As I thought about it, I could not remember: was the Greenbrier made by Chevrolet or some different car maker? So I fired up the Google machine to find out. Yes, it was a Chevy, one of those long passenger vans.
That’s the way we old people think, “firing up the Google machine,” even if we don’t talk like that, for fear they’ll put us in “the home," because we grew up and spent most of our lives in a mechanical age, before everything was electronic, digital, computerized.
The Greenbrier was definitely not electronic. It wasn’t even very mechanical. It was a denizen of DePauw University, in Greencastle, IN, and Sam Kirk, the chaplain at DePauw, and I, the campus minister at Indiana State U and Rose Polytechnic in Terre Haute, were taking a Greenbrier load of students to a Methodist Student Movement conference in Cleveland.
Not very fast, though, because the transmission stopped working. We pulled off at a rest stop.

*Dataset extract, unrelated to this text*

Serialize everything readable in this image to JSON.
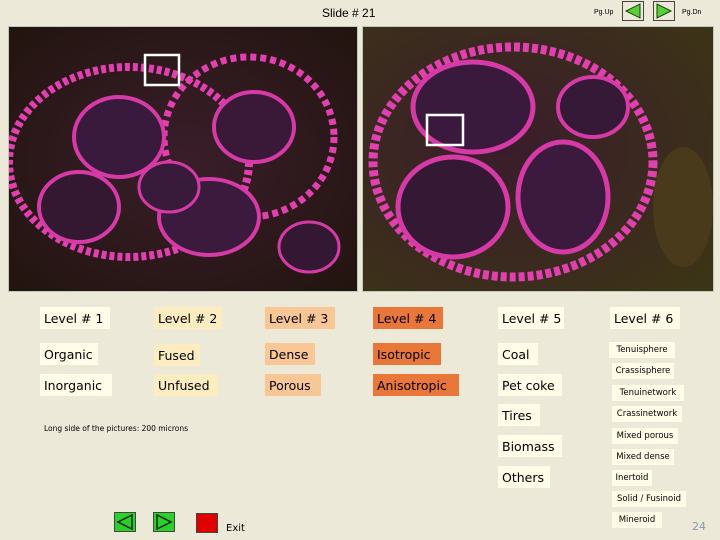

A student crawled under the Greenbrier and found that a little link, like a cotter pin, had gone missing, so that the drive train was disconnected. The gear shift could not get its messages through to the back axle. We looked through everything in the van to find a replacement for that little link. The only thing that fit was a tooth from my comb.
I didn’t really need a comb. I still had hair, but this was 1965, when all guys, except violinists, had crewcuts. But I carried a lot of stuff in my pockets, just in case. Like an extra handkerchief. I started carrying it in high school, because the girls I dated cried a lot. So I had a comb. It’s a good thing, too, because those comb teeth weren’t very strong, and every few miles, the linkage would come undone again. We would pull over, and that poor boy would crawl under the van and break off another tooth from my comb and insert it into the cotter pin hole. It’s a good thing I didn’t play the violin.
Teenage grandson Joe said a couple of years ago, “I wish I lived in an age when a guy could fix his own stuff.”
I’m sorry he did not get that chance, because it was a good age. I used to rotate the tires on my cars, and lubricate them, and change the transmission fluid and engine oil and filters and fan belts. I even removed the engine and ground the valves, with my father, on a 1950 Chevy. It was cheaper, and it was satisfying.
I think the change from machine to computer is producing and requiring a spiritual change we have not even begun to recognize or understand. I think the task for each of us is to connect those two, and I hope I still have a few teeth left in my comb.